Wednesday 15 August 2012

Life insurance is assurance ...

Life insurance is usually purchased for a number of reasons. The main one of these reasons being the death of the person who is earning the main wage for a household. In these times of hardship and financial distress, these policies provide comfort and relief.

Such life insurance policies are offered by some employers as perks to employees and government employers offer group insurance at no cost to employees. If employees wish to gain further features from their employer's insurance company, they can avail these at reduced costs.
A well established life insurance plan will cover more than just the costs that occur after the issuer's death that is more than just the loss of his /her income. These can include funeral costs – especially if the death was unexpected, child care costs and so on.

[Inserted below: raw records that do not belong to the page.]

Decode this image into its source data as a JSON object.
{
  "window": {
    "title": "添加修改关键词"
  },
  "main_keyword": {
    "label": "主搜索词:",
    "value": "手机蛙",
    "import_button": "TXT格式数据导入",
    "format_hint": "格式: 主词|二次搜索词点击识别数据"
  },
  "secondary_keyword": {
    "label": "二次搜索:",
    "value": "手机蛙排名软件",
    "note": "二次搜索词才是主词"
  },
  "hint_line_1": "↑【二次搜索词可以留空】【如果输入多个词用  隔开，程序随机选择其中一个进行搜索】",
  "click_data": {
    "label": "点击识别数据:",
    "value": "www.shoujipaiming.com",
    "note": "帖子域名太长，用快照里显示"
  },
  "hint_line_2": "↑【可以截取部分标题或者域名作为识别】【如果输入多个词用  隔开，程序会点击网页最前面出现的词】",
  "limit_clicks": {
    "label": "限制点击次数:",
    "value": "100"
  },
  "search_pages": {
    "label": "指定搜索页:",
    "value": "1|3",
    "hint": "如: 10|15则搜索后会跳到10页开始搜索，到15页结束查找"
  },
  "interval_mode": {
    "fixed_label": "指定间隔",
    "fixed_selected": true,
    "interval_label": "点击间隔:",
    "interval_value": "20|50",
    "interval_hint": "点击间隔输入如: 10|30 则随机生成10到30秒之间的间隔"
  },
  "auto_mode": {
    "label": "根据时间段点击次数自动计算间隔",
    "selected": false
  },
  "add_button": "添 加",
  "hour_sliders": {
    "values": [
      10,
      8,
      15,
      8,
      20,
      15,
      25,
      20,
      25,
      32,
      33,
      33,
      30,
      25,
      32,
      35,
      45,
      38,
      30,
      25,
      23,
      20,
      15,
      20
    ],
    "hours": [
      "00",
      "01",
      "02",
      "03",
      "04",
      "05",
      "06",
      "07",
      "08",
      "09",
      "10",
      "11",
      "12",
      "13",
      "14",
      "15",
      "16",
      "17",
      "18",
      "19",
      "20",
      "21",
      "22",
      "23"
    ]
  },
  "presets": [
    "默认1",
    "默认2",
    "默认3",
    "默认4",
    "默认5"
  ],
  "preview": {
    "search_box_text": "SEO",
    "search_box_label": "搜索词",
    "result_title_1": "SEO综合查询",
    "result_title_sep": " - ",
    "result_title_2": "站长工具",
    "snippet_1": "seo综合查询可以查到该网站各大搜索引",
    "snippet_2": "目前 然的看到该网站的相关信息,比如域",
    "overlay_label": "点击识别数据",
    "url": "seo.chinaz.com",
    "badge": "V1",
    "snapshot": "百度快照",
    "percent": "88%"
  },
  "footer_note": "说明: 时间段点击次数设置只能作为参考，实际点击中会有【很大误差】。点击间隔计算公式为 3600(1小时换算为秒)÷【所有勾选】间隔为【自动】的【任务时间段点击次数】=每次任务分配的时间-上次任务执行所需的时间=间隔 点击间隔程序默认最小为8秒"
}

Besides these immediate costs – the plan should also cover anticipated, future costs like college education for your children and/or part or all of your spouse's retirement needs.  Usually, in almost all cases, the beneficiary or the families of those issuing the policy, can use these cash payments however they see fit without any restrictions or problems from the insurance company.
If there is someone who will have to suffer any financial hardship after your death, then you need life insurance.  Families with younger children have a clear need for life insurance. If one happens to be the sole earner for one's family, one's death could cause a lot of financial distress to the family. Even households with two earners require insurance - for the loss of one income would create an economic setback and make it harder to realize future goals.